Record shipments in Australia offset rising production costs during the third quarter, Peabody said. The company is looking to fund projects that are nearing completion rather investing in new ones, aiming at increasing volumes even as prices fall.
"While the global coal environment remains challenged, there are indications that markets are stabilizing through U.S. gas-to-coal switching, higher European coal-fueled generation and increased China infrastructure spending," Chief Executive Gregory Boyce said.
Low prices, weak demand and high-cost Australian operations have forced coal producers to cut costs this year. Prices have fallen about 20 percent in the first half of this year.
Peabody shut a mine in Indiana last month, joining companies such as Alpha Natural Resources Inc (ANR.N), Walter Energy Inc (WLT.N) and Consol Energy Inc (CNX.N) in cutting production.
Peabody said on Monday it would save about $100 million primarily through workforce reductions.
The company raised the lower-end of its full-year sales forecast by 10 million tons. Total sales for 2012 are expected to be between 240 million and 250 million tons.
Australian shipments rose 39 percent to 8.5 million tons during the quarter. The company is targeting Australian sales of between 31 million and 33 million tons in 2012. It had sales of 25 million tons in 2011.

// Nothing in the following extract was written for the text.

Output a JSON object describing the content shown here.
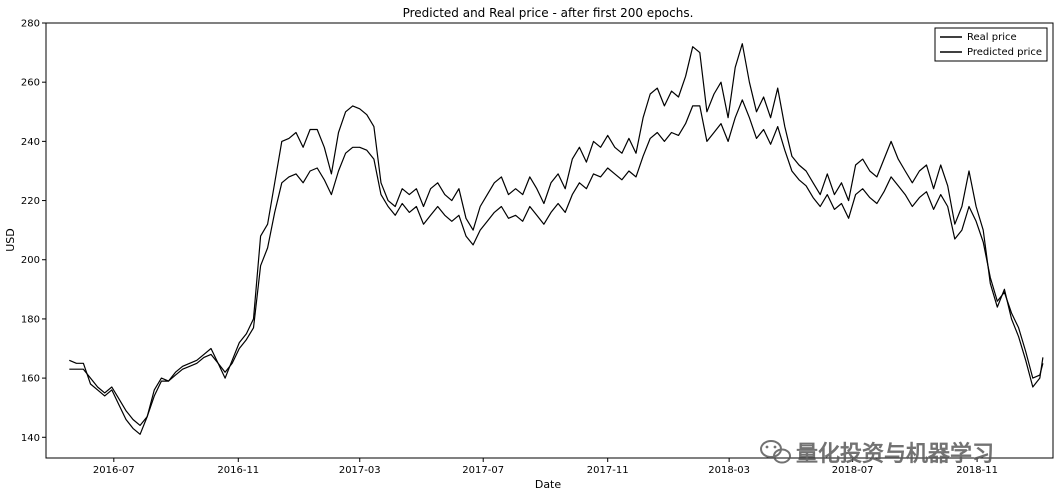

Peabody expects full-year adjusted profit of $2.10 to $2.30 per share. Analysts on average were expecting earnings of $1.78 per share, according to Thomson Reuters I/B/E/S.
Income from continuing operations fell to $122.9 million, or 46 cents per share, from $291.2 million, or $1.04 per share. Adjusted profit was 51 cents per share, much higher than analysts expectations of 33 cents.
Revenue rose 6 percent to $2.1 billion, topping average analysts' expectation of $1.97 billion.
Shares of the company were up 12 percent at $29.13 on Monday on the New York Stock Exchange.